Figure 5. Effect of Sophora extract on the expression of intestinal and hepatic P-gp.

(A) Statistical data analysis of Western blotting results, (B) image of Western blotting results. P-gp levels were measured using the anti-rat C219 antibody as described under Materials and Methods . ERp29 was used as control for the normalization of P-gp density.

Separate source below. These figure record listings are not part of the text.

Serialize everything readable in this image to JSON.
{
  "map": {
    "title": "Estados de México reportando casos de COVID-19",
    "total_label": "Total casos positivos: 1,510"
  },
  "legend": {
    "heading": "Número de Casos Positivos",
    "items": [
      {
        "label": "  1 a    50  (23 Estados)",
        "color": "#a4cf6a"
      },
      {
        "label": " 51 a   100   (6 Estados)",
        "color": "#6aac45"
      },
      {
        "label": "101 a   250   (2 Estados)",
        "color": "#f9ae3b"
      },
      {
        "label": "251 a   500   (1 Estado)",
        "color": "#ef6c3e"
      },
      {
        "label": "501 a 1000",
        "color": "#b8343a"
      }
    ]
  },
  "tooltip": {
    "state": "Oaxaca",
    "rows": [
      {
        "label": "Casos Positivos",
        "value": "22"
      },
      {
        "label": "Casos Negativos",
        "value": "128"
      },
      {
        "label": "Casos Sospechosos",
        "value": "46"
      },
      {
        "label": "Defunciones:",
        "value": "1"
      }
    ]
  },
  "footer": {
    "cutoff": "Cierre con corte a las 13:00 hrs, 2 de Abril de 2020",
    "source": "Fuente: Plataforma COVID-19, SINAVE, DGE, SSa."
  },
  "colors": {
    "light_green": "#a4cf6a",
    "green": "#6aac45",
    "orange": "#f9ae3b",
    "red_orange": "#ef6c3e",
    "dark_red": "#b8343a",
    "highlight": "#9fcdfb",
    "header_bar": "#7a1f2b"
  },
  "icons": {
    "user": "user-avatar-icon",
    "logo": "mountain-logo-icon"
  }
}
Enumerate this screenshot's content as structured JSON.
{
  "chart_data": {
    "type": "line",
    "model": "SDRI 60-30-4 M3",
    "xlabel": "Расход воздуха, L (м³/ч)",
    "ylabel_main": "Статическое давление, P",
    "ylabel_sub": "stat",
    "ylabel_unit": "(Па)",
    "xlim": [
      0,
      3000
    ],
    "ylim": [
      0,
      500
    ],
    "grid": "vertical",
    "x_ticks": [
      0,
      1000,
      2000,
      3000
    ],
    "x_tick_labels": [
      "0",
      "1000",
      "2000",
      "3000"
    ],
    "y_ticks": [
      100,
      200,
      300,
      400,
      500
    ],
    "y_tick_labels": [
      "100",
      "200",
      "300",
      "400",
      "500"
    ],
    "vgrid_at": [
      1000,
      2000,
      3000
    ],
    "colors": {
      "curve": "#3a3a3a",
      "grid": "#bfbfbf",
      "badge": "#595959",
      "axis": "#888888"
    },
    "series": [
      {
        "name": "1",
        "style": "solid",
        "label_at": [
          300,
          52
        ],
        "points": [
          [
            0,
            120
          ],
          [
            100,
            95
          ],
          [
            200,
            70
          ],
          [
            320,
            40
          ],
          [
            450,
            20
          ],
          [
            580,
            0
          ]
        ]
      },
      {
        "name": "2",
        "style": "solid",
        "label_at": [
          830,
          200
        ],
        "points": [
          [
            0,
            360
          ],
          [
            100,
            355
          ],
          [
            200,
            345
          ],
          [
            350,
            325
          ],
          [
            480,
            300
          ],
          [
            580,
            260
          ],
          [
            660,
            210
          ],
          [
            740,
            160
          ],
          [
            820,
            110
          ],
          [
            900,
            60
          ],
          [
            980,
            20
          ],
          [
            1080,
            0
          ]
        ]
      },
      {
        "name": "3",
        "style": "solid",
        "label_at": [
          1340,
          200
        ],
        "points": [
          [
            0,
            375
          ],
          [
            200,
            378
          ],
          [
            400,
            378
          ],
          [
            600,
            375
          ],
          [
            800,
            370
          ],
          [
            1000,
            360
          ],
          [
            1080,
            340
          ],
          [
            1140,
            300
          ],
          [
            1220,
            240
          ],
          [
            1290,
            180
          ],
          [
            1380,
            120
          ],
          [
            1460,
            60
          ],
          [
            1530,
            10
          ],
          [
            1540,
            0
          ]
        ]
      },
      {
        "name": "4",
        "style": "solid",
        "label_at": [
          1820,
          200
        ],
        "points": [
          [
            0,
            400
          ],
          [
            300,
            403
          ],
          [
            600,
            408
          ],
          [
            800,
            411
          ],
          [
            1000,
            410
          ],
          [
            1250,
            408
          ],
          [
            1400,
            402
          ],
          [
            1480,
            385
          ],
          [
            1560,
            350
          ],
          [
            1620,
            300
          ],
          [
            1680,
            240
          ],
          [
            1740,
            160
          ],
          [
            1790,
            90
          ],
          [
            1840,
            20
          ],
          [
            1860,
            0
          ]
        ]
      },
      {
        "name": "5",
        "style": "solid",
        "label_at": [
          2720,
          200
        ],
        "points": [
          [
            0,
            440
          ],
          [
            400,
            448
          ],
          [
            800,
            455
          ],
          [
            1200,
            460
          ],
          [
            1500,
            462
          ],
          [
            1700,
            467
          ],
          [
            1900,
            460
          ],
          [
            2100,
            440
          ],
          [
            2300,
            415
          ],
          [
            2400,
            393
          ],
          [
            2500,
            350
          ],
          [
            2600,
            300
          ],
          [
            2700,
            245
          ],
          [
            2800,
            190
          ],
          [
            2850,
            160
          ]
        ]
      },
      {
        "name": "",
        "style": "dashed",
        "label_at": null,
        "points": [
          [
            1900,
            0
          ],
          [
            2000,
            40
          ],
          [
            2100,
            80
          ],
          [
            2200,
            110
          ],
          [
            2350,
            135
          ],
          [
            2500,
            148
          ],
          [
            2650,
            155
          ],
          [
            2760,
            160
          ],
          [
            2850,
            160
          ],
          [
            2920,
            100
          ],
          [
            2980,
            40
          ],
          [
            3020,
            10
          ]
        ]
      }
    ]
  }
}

Bars represent mean ± S.E.M. of fold relative to the values in control group (n = 7–8). Statistical significance is indicated as * P<0.05, *** P<0.001, compared to control.

Figure 6. Effect of Sophora extract on the CYP3A activity in liver.

The CYP3A activity was measured using a luminescent assay (P450-Glo). Bars represent mean ± S.E.M. of fold relative to the values in the control group (n = 9). Statistical significance is indicated as * P<0.05, compared to control.